Efficient Strategies of Compressing Three-Dimensional Sparse Arrays Based on Intel XEON and Intel XEON Phi Environments

Abstract

Array operations are useful in a lot of important scientific codes, such as molecular dynamics, finite-element methods, atmosphere and ocean sciences, and etc. In recent years, more and more applications, such as geological analysis and medical images processing, are solved and processed by using array operations for three-dimensional (abbreviate to 3D) sparse arrays. Due to the huge computation time, it is necessary to compress the sparse arrays to compact structures in order to avoid unnecessary computations.
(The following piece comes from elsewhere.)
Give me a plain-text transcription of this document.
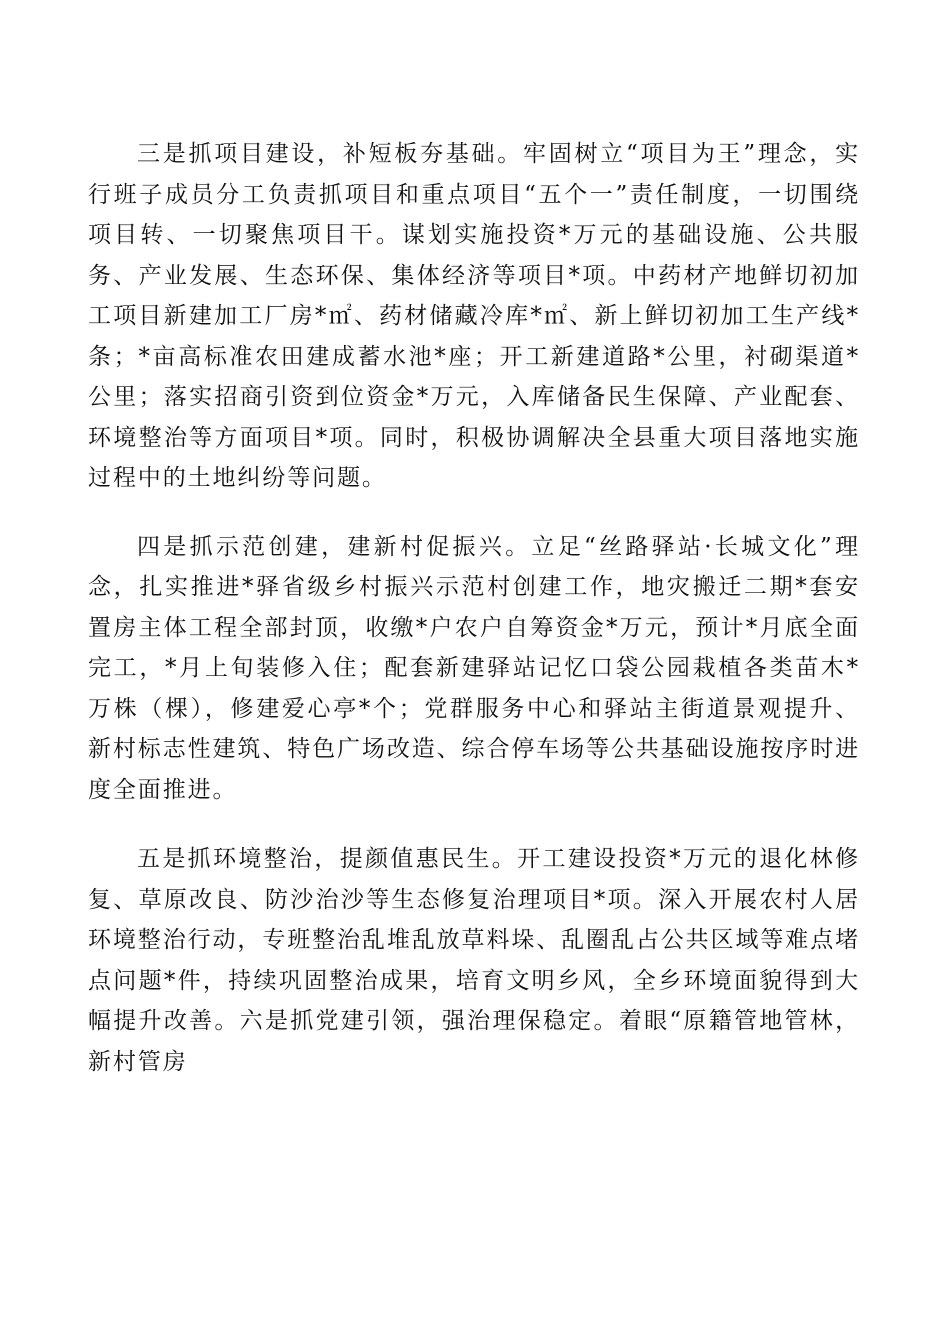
三是抓项目建设，补短板夯基础。牢固树立“项目为王”理念，实行班子成员分工负责抓项目和重点项目“五个一”责任制度，一切围绕项目转、一切聚焦项目干。谋划实施投资*万元的基础设施、公共服务、产业发展、生态环保、集体经济等项目*项。中药材产地鲜切初加工项目新建加工厂房*㎡、药材储藏冷库*㎡、新上鲜切初加工生产线*条；*亩高标准农田建成蓄水池*座；开工新建道路*公里，衬砌渠道*公里；落实招商引资到位资金*万元，入库储备民生保障、产业配套、环境整治等方面项目*项。同时，积极协调解决全县重大项目落地实施过程中的土地纠纷等问题。

四是抓示范创建，建新村促振兴。立足“丝路驿站·长城文化”理念，扎实推进*驿省级乡村振兴示范村创建工作，地灾搬迁二期*套安置房主体工程全部封顶，收缴*户农户自筹资金*万元，预计*月底全面完工，*月上旬装修入住；配套新建驿站记忆口袋公园栽植各类苗木*万株（棵），修建爱心亭*个；党群服务中心和驿站主街道景观提升、新村标志性建筑、特色广场改造、综合停车场等公共基础设施按序时进度全面推进。

五是抓环境整治，提颜值惠民生。开工建设投资*万元的退化林修复、草原改良、防沙治沙等生态修复治理项目*项。深入开展农村人居环境整治行动，专班整治乱堆乱放草料垛、乱圈乱占公共区域等难点堵点问题*件，持续巩固整治成果，培育文明乡风，全乡环境面貌得到大幅提升改善。六是抓党建引领，强治理保稳定。着眼“原籍管地管林，新村管房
Parallel processing is also a suitable solution to speed up the array operations based on multiprocessors, multicomputers and accelerators. How to compress the sparse arrays efficiently is the first task of designing parallel algorithms for practical applications with sparse array operations. Hence, efficient strategies of compressing 3D sparse arrays based on Intel XEON (multiprocessor) and Intel XEON Phi (accelerator) environments are proposed in this paper. For each environment, two strategies, inter-task parallelization and intra-task parallelization, are presented to compress a series of sparse arrays and single large sparse array, respectively. From experimental results, the inter-task parallelization strategy achieves 16x and 18x speedup ratios based on Intel XEON E5-2670 v2 and Intel Xeon Phi SE10X, respectively, 4x and 5x speedup ratios, respectively, for the intra-task parallelization strategy.